I have PTSD/hyper vigilance/social anxiety that has been pretty intense for years. With the Low T and high E I maintained composure but constantly waited for something to happen and had violence in my mind. I was once asked about it and why I didnt leave situations amd my resppnce was "What do you do when youre being mortared? You sit there and wait till it's over. Where the fuck you gonna go?" Haha
Social situations basically caused "When this shit pops off how do I beat a person who is stronger and better than weak skinny me?"
I felt ok going through air port security. I took my hCG and test a day early just to avoid taking it with me. It would have got ugly If security was trying to take my vial of test. I also felt good in the plane and walking around Florida beaches.
I still had "anxiety", constantly looked around and watched for potential problems. "Hypervigilance". I didn't have the "lesser than" feeling or the "fear". It's hard to call it anxiety or fear compared to leaving a base in Iraq. Institutionalization and training doesn't go away upon discharge.
I felt good. Aware but relaxed. If something would have happened all I could do was respond. No constant "what if" Pre-TRT I would have been a mess. Probably not ate. It was way outside my comfort zone (my house) and out in a completely unknown area for 4 days. The beach, aquarium, resturaunts bar. I had a beer with dinners.
I can still remember low T and if it wasn't for my TRT I would have been acting the whole time. It's not some cure but confidence and the psychological effects of testosterone helped me.
Personal life I've maintained the 160mg wk test, 1.5mg ana and 1,000ui hCG per week.
Nipplesoreness clinging on. I really have to feel for it.

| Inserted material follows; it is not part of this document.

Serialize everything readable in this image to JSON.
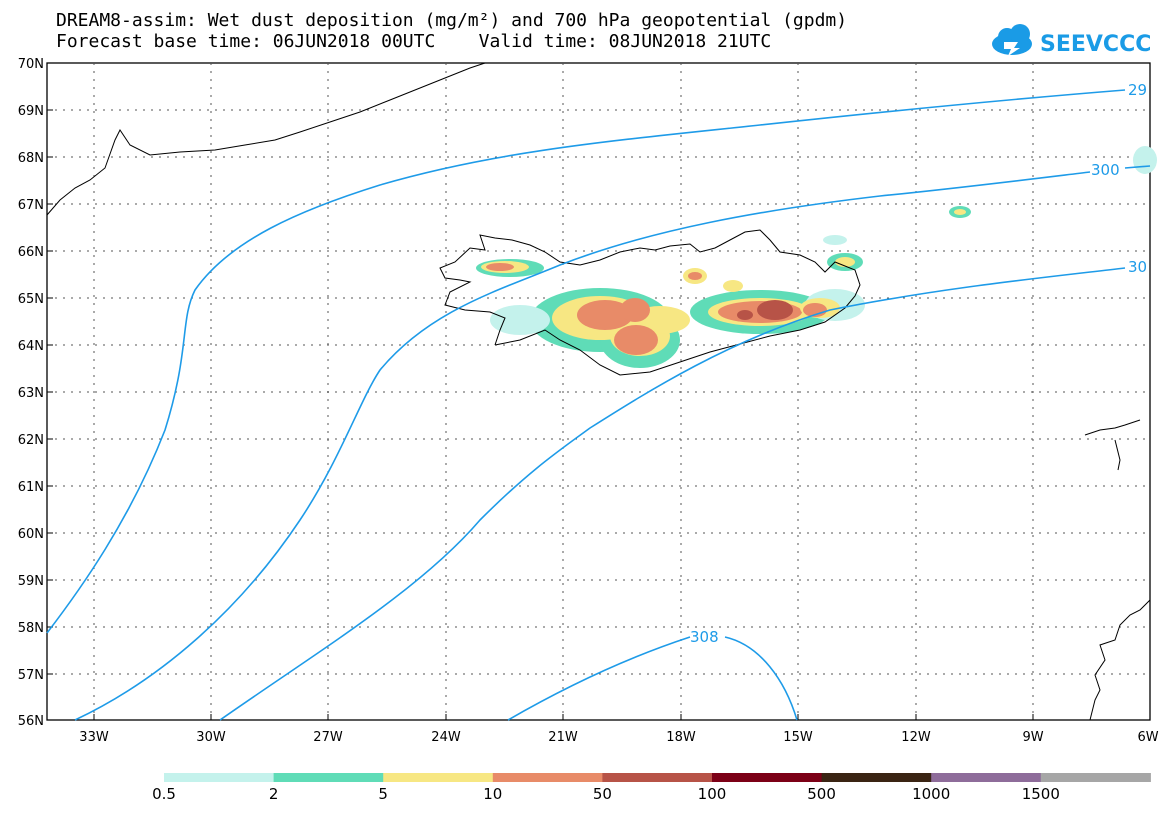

I think physically HPTA suppression is full scale. Testicle size fluctuates with HCG and the extra day between shots from vacation left my boys pretty small. They definitely wouldn't be there without HCG. Even plumped after HCG they are smaller. Benzo can cause desensitization of leydig cells. I'm not to concerned. Ive never had a woman at all concerned with my testicle size . . . . Just saying . . Haha. Ejaculate volume not sure. Seems there regardless of size. Also not really relevant.
I didn't even notice my achy knee, shoulder and back had went away until they returned with the lower estrogen. Libido is a little lower. Erections are fewer. I thought I might have crashed my estrogen but libido is still attached to injection timing for peaks. I do wish I had a healthy T level. Since I've been 16 I'm been a horn dog and had erections constantly. I think now it's the sedative effects of my seizure meds. I don't know if I ran in the top of the range for test. I don't know where my E was. He is there when I need him and I can masturbate so it's ok. 6 months ago I couldn't get it up myself and had issues with the wife.
I have found out TRT can be a scape goat and blamed. "Since you started you're" --mean, emotional, emotionless, stricter with the kids, argue more ect. One thing said was "changing day to day" . . . . I wasn't arguing so I didn't say "well actually normal test changes everyday, over the course of the day, and my hormones are actually more stable".
I am different I'm sure. I went from low T to maxing levels T. But I'm not mad or in a bad mood. Maybe / probably more assertive and persistent but I've been in a good mood. I believe it's my tone of voice. I've also been through over 12 seizure meds which have caused swing from depressed and crying to rage and one that caused a pendulum from spit flying rage to bawling and back to rage. I can understand the wife having reservations, being sensative to changes in me and leaning to blame them. I think it's post vacation blues. Florida to snow had us all a little down.
I'm going to maintain the 160mg wk just to maintain a level for a couple months for my next blood test. Using nipplesoreness I'm going to just hold this dose. Soreness is WAY down and in general I feel good.
I went from limp, "depressed", unmotivated homebody with sore boobs struggling to keep the house clean to now. I've helped coach the youngest boys wrestling, lift pretty regular, eating, redid front doorway, painted 2 bedrooms, painted kitchen, fixed floor in a bedroom, fixed/redid shower to fix a problem with shower/ replaced bent copper with Pex and am currently replacing stove vent/hood. Im not me 4 years ago but I'm getting back.